Es war das Gefühl, etwas Wichtiges sagen oder vielmehr tun zu müssen, aber nicht zu wissen, wie.


Die Welt funkelte um ihn herum, aber hinter den Grenzen seiner Werkstatt, jenseits der Eingangshallen der Patrizierpaläste und jenseits der Mauern dieser venezianischen Stadt, jenseits der Kurven einer alten römischen Straße, die sich in Träumen von Seide und in Ausgrabungen verlor aus anderen verlorenen Welten, wiedergeboren als Phönixe.


Andrea entfernte sich ein wenig von der fast vollständigen ionischen Hauptstadt, um ihr Gleichgewicht zu testen.


Er liebte diesen cremeweißen Stein, der so einfach zu bearbeiten war, dass er sogar Holzbearbeitungswerkzeuge benutzen konnte.

Der leichte Staub rauchte die Luft in langsamen Sommerwirbeln, und im trüben Licht schien es ihm fast, als würde er auf die Büsten blicken, die man wer weiß wo gefunden hatte und die nun aus einem fernen Leben hier angekommen waren.

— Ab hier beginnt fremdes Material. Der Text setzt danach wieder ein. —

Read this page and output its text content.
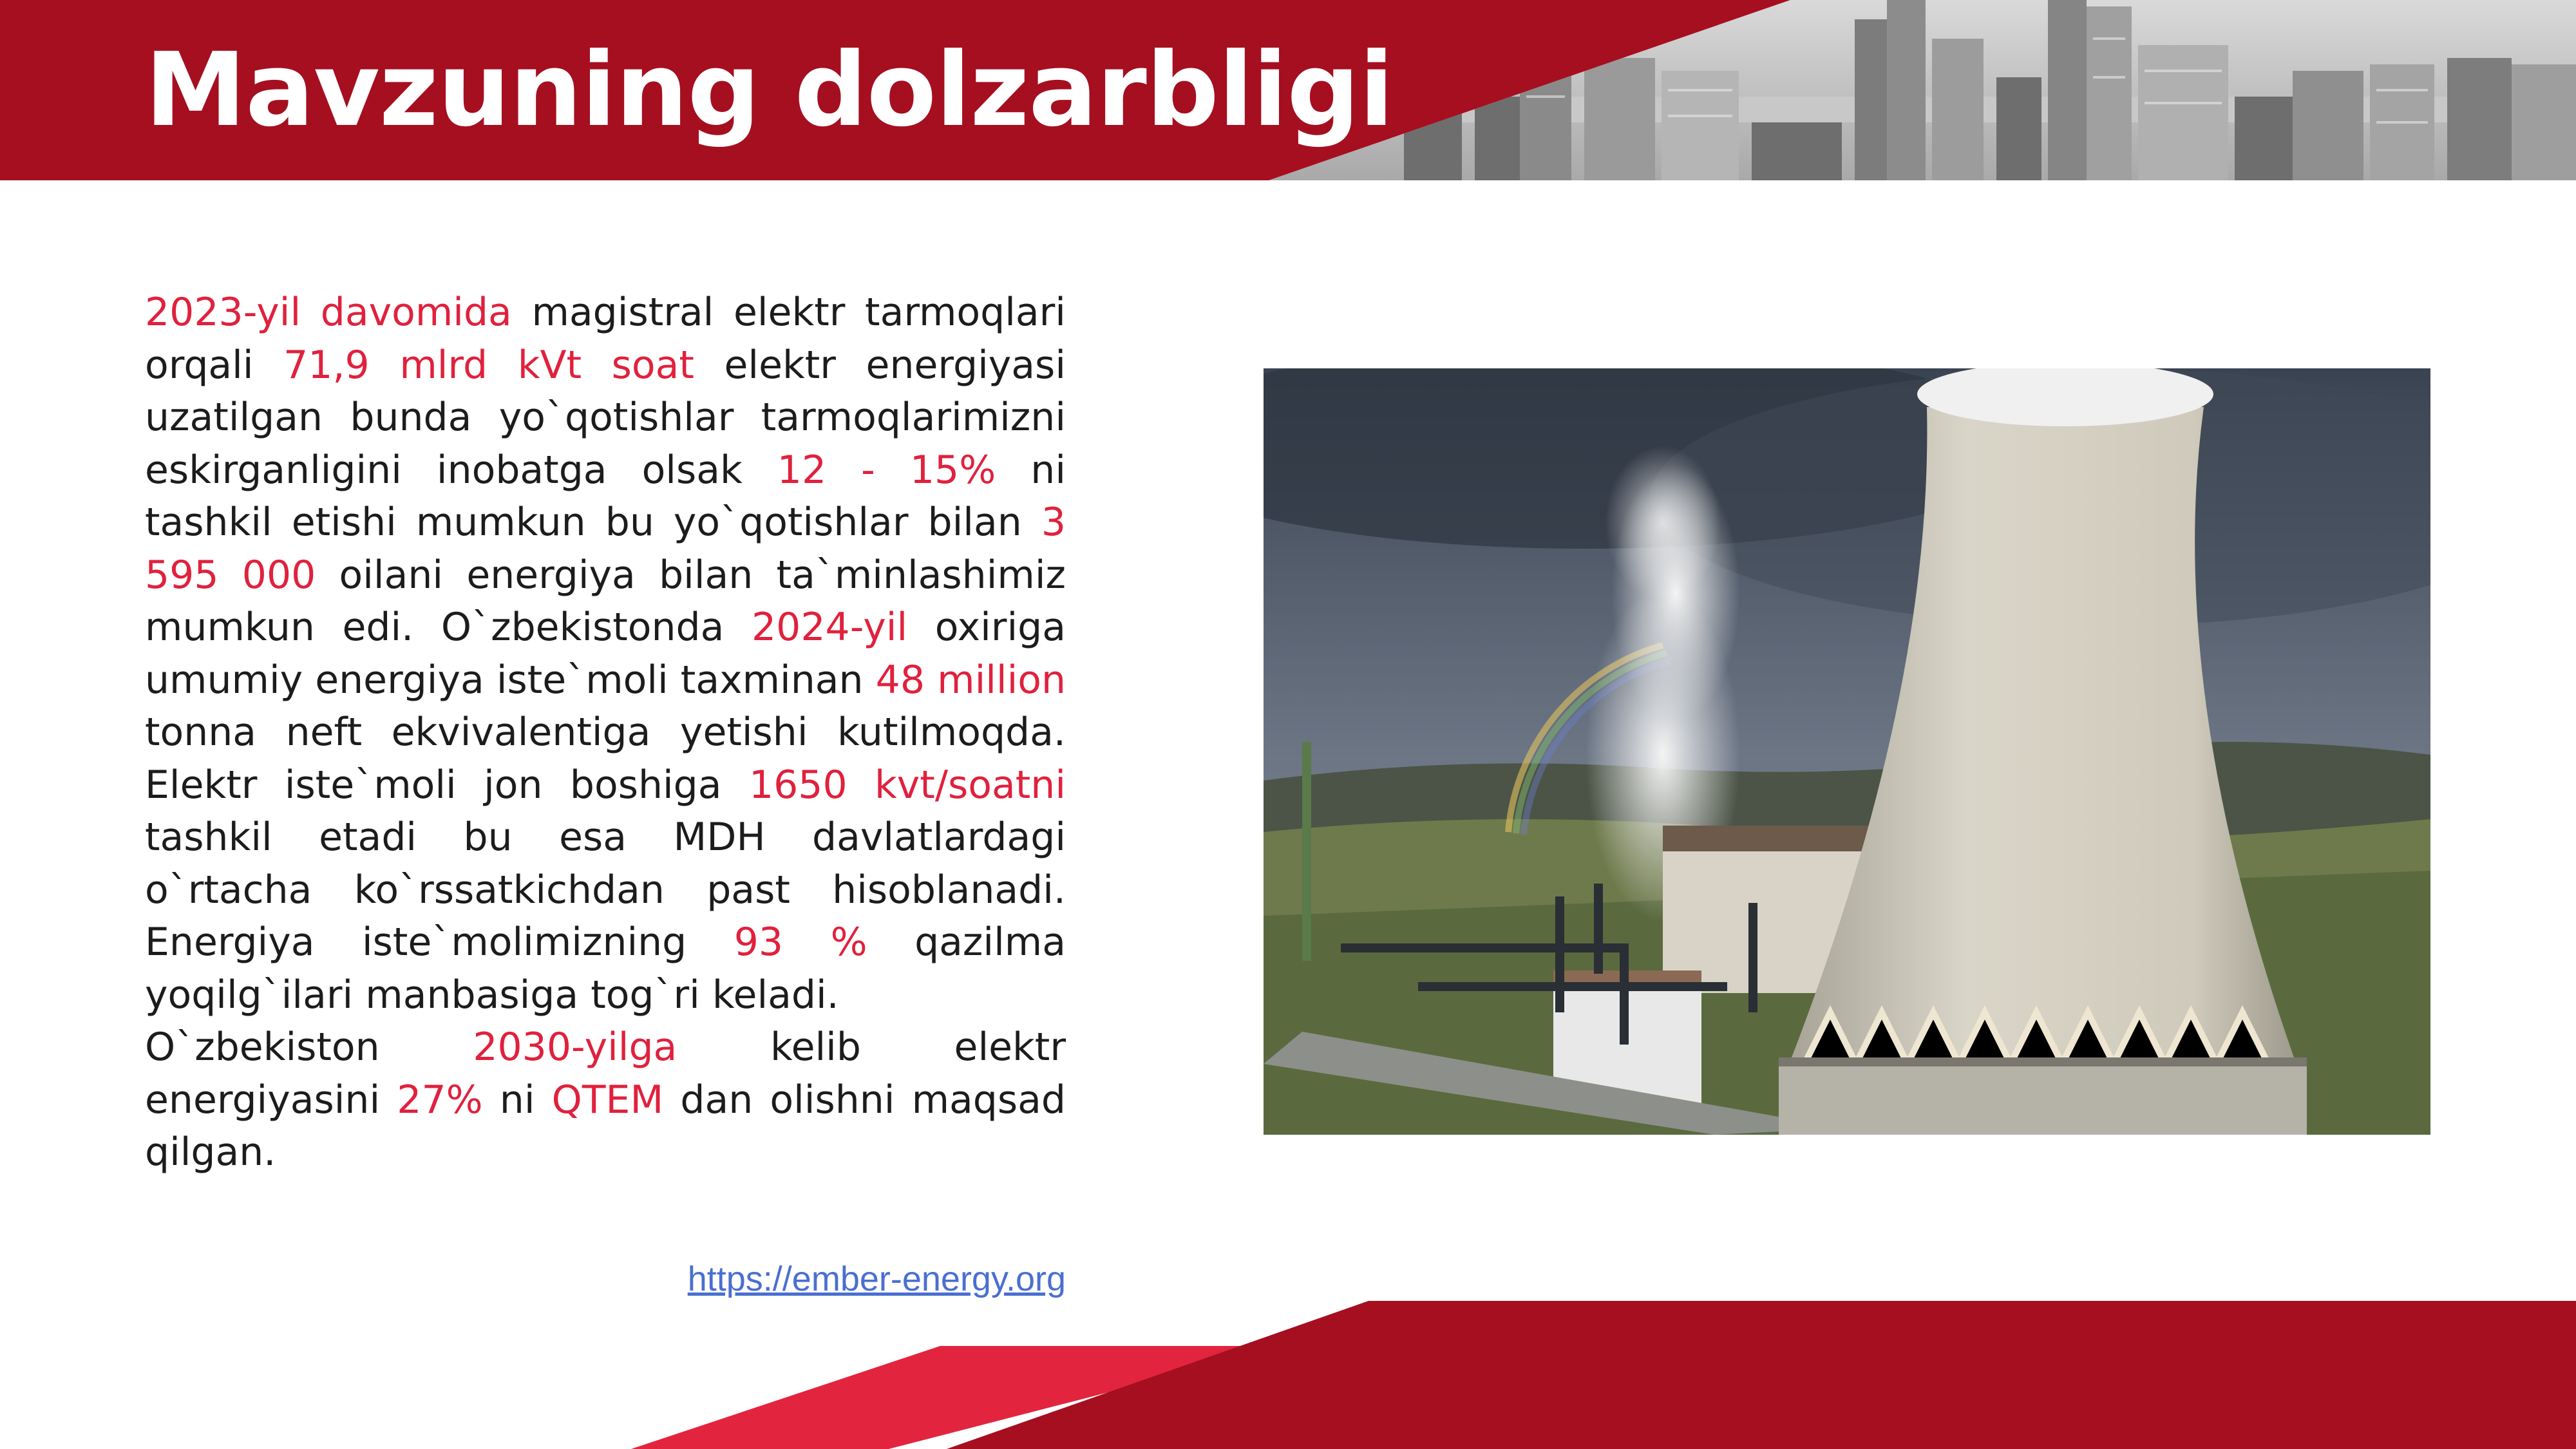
Mavzuning dolzarbligi

2023-yil davomida magistral elektr tarmoqlari orqali 71,9 mlrd kVt soat elektr energiyasi uzatilgan bunda yo`qotishlar tarmoqlarimizni eskirganligini inobatga olsak 12 - 15% ni tashkil etishi mumkun bu yo`qotishlar bilan 3 595 000 oilani energiya bilan ta`minlashimiz mumkun edi. O`zbekistonda 2024-yil oxiriga umumiy energiya iste`moli taxminan 48 million tonna neft ekvivalentiga yetishi kutilmoqda. Elektr iste`moli jon boshiga 1650 kvt/soatni tashkil etadi bu esa MDH davlatlardagi o`rtacha ko`rssatkichdan past hisoblanadi. Energiya iste`molimizning 93 % qazilma yoqilg`ilari manbasiga tog`ri keladi.

O`zbekiston 2030-yilga kelib elektr energiyasini 27% ni QTEM dan olishni maqsad qilgan.

https://ember-energy.org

An jenem Nachmittag Mitte August, im Alter von sechzehn Jahren, war er allein im Pedemuro-Laden, unter den Säulenhallen, die sich nicht zufällig in der Nähe der Porta Pusterla in diesem Winkel der Welt befanden.

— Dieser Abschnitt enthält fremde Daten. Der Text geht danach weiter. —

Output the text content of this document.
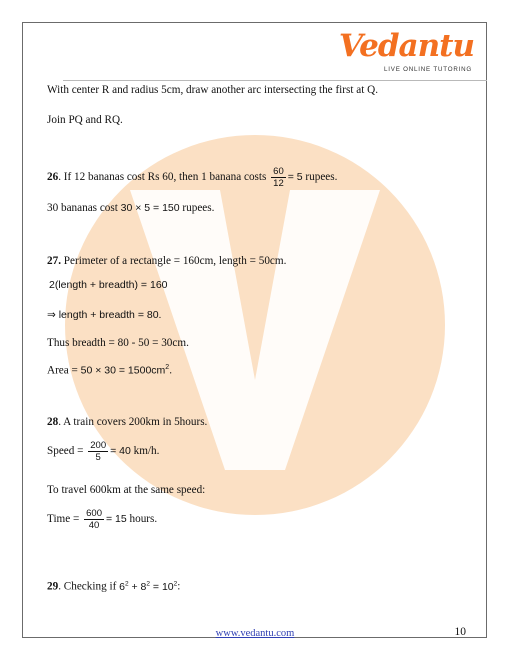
Vedantu
LIVE ONLINE TUTORING
With center R and radius 5cm, draw another arc intersecting the first at Q.
Join PQ and RQ.
26. If 12 bananas cost Rs 60, then 1 banana costs $\frac{60}{12} = 5$ rupees.
30 bananas cost 30 × 5 = 150 rupees.
27. Perimeter of a rectangle = 160cm, length = 50cm.
2(length + breadth) = 160
⇒ length + breadth = 80.
Thus breadth = 80 - 50 = 30cm.
Area = $50 \times 30 = 1500cm^2$.
28. A train covers 200km in 5hours.
Speed = $\frac{200}{5} = 40$ km/h.
To travel 600km at the same speed:
Time = $\frac{600}{40} = 15$ hours.
29. Checking if $6^2 + 8^2 = 10^2$:
www.vedantu.com	10
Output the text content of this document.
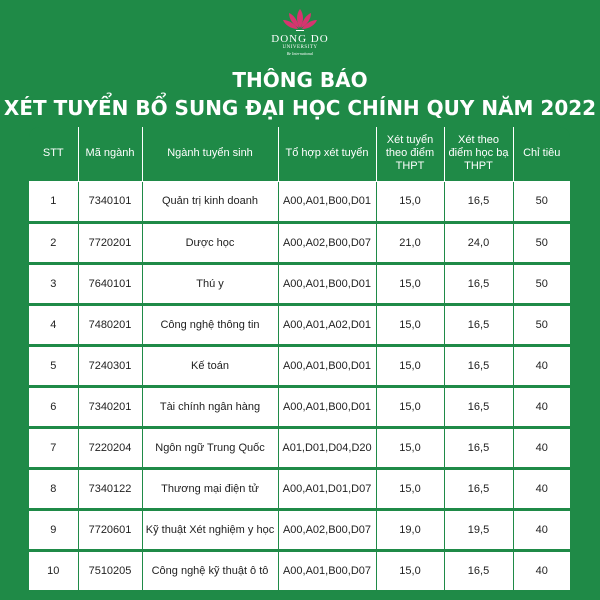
DONG DO
UNIVERSITY
Be International
THÔNG BÁO
XÉT TUYỂN BỔ SUNG ĐẠI HỌC CHÍNH QUY NĂM 2022
STT	Mã ngành	Ngành tuyển sinh	Tổ hợp xét tuyển	Xét tuyển theo điểm THPT	Xét theo điểm học bạ THPT	Chỉ tiêu
1	7340101	Quản trị kinh doanh	A00,A01,B00,D01	15,0	16,5	50
2	7720201	Dược học	A00,A02,B00,D07	21,0	24,0	50
3	7640101	Thú y	A00,A01,B00,D01	15,0	16,5	50
4	7480201	Công nghệ thông tin	A00,A01,A02,D01	15,0	16,5	50
5	7240301	Kế toán	A00,A01,B00,D01	15,0	16,5	40
6	7340201	Tài chính ngân hàng	A00,A01,B00,D01	15,0	16,5	40
7	7220204	Ngôn ngữ Trung Quốc	A01,D01,D04,D20	15,0	16,5	40
8	7340122	Thương mại điện tử	A00,A01,D01,D07	15,0	16,5	40
9	7720601	Kỹ thuật Xét nghiệm y học	A00,A02,B00,D07	19,0	19,5	40
10	7510205	Công nghệ kỹ thuật ô tô	A00,A01,B00,D07	15,0	16,5	40
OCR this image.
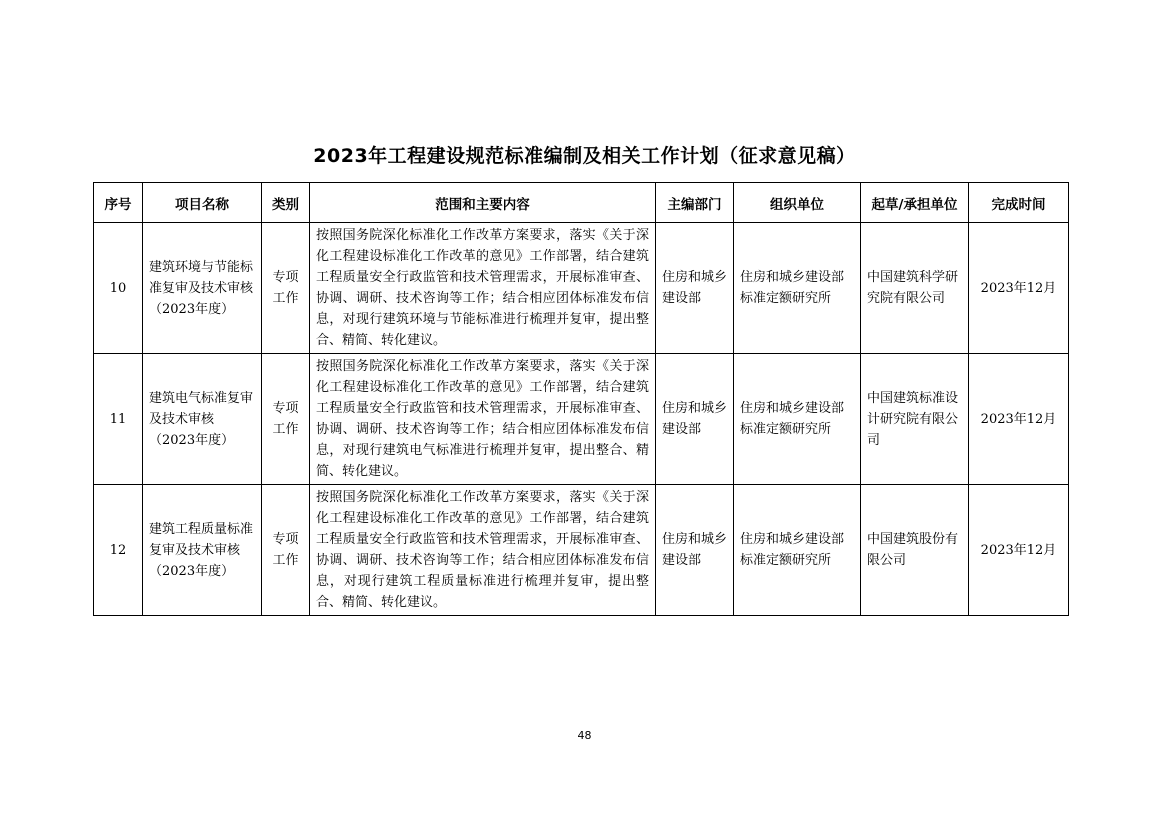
2023年工程建设规范标准编制及相关工作计划（征求意见稿）
序号	项目名称	类别	范围和主要内容	主编部门	组织单位	起草/承担单位	完成时间
10	建筑环境与节能标准复审及技术审核（2023年度）	专项工作	按照国务院深化标准化工作改革方案要求，落实《关于深化工程建设标准化工作改革的意见》工作部署，结合建筑工程质量安全行政监管和技术管理需求，开展标准审查、协调、调研、技术咨询等工作；结合相应团体标准发布信息，对现行建筑环境与节能标准进行梳理并复审，提出整合、精简、转化建议。	住房和城乡建设部	住房和城乡建设部标准定额研究所	中国建筑科学研究院有限公司	2023年12月
11	建筑电气标准复审及技术审核（2023年度）	专项工作	按照国务院深化标准化工作改革方案要求，落实《关于深化工程建设标准化工作改革的意见》工作部署，结合建筑工程质量安全行政监管和技术管理需求，开展标准审查、协调、调研、技术咨询等工作；结合相应团体标准发布信息，对现行建筑电气标准进行梳理并复审，提出整合、精简、转化建议。	住房和城乡建设部	住房和城乡建设部标准定额研究所	中国建筑标准设计研究院有限公司	2023年12月
12	建筑工程质量标准复审及技术审核（2023年度）	专项工作	按照国务院深化标准化工作改革方案要求，落实《关于深化工程建设标准化工作改革的意见》工作部署，结合建筑工程质量安全行政监管和技术管理需求，开展标准审查、协调、调研、技术咨询等工作；结合相应团体标准发布信息，对现行建筑工程质量标准进行梳理并复审，提出整合、精简、转化建议。	住房和城乡建设部	住房和城乡建设部标准定额研究所	中国建筑股份有限公司	2023年12月
48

Jeder Ort zu dieser Zeit in seinem Leben wäre in Ordnung gewesen, solange es nicht Padua war.


Der bloße Gedanke ließ ihn noch immer erschauern: Für Andrea war Padua Meister Bartolomeo Cavazza, vor dem er sich schließlich entschieden hatte, zu fliehen. Er hatte den Mut gefunden, dachte Andrea in diesem Moment. Er hatte den Mut gefunden. Denn auch seinen Vater Pietro, der mit Bartolomeo befreundet war, hatte er in Padua zurückgelassen.

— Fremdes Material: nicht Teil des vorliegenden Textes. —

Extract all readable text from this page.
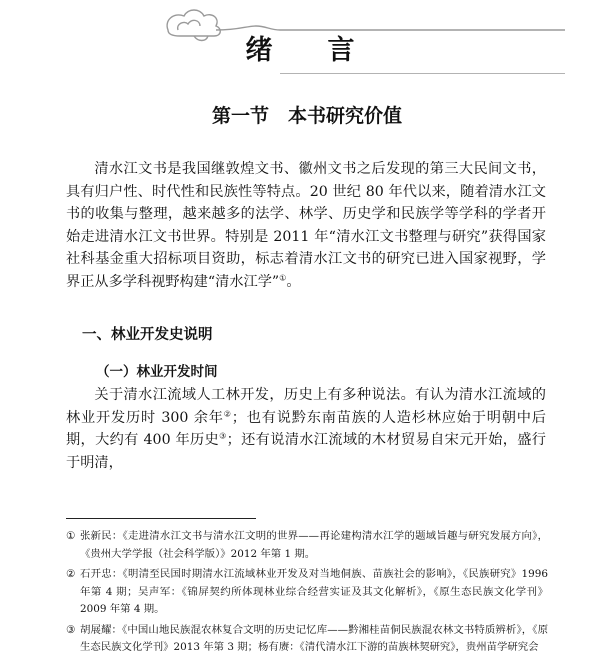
绪　言
第一节　本书研究价值

清水江文书是我国继敦煌文书、徽州文书之后发现的第三大民间文书，具有归户性、时代性和民族性等特点。20 世纪 80 年代以来，随着清水江文书的收集与整理，越来越多的法学、林学、历史学和民族学等学科的学者开始走进清水江文书世界。特别是 2011 年“清水江文书整理与研究”获得国家社科基金重大招标项目资助，标志着清水江文书的研究已进入国家视野，学界正从多学科视野构建“清水江学”①。

一、林业开发史说明
（一）林业开发时间

关于清水江流域人工林开发，历史上有多种说法。有认为清水江流域的林业开发历时 300 余年②；也有说黔东南苗族的人造杉林应始于明朝中后期，大约有 400 年历史③；还有说清水江流域的木材贸易自宋元开始，盛行于明清，

① 张新民：《走进清水江文书与清水江文明的世界——再论建构清水江学的题域旨趣与研究发展方向》，《贵州大学学报（社会科学版）》2012 年第 1 期。
② 石开忠：《明清至民国时期清水江流域林业开发及对当地侗族、苗族社会的影响》，《民族研究》1996 年第 4 期；吴声军：《锦屏契约所体现林业综合经营实证及其文化解析》，《原生态民族文化学刊》2009 年第 4 期。
③ 胡展耀：《中国山地民族混农林复合文明的历史记忆库——黔湘桂苗侗民族混农林文书特质辨析》，《原生态民族文化学刊》2013 年第 3 期；杨有赓：《清代清水江下游的苗族林契研究》，贵州苗学研究会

Er musste seine Vergangenheit hinter sich lassen. Existierte andererseits die Vergangenheit noch? Oder existierte nur in seinem Kopf. Die Erinnerung an die Vergangenheit existierte. Es gab eine Angst, die keinen Grund mehr hatte zu existieren.


Andrea verfeinerte den Abakus weiter, ohne darüber nachdenken zu müssen.

Für ihn war es eine Selbstverständlichkeit, wie für alle Steinmetze mit ein paar Jahren Erfahrung. Oder nicht?

Die Gedanken drehten sich in seinem Kopf wie die Spiralen seiner Arbeit, dank der Einsamkeit, der Schwüle, der Stille, dem stillen Nachmittag und den zu vielen Emotionen, die ihn bewohnten.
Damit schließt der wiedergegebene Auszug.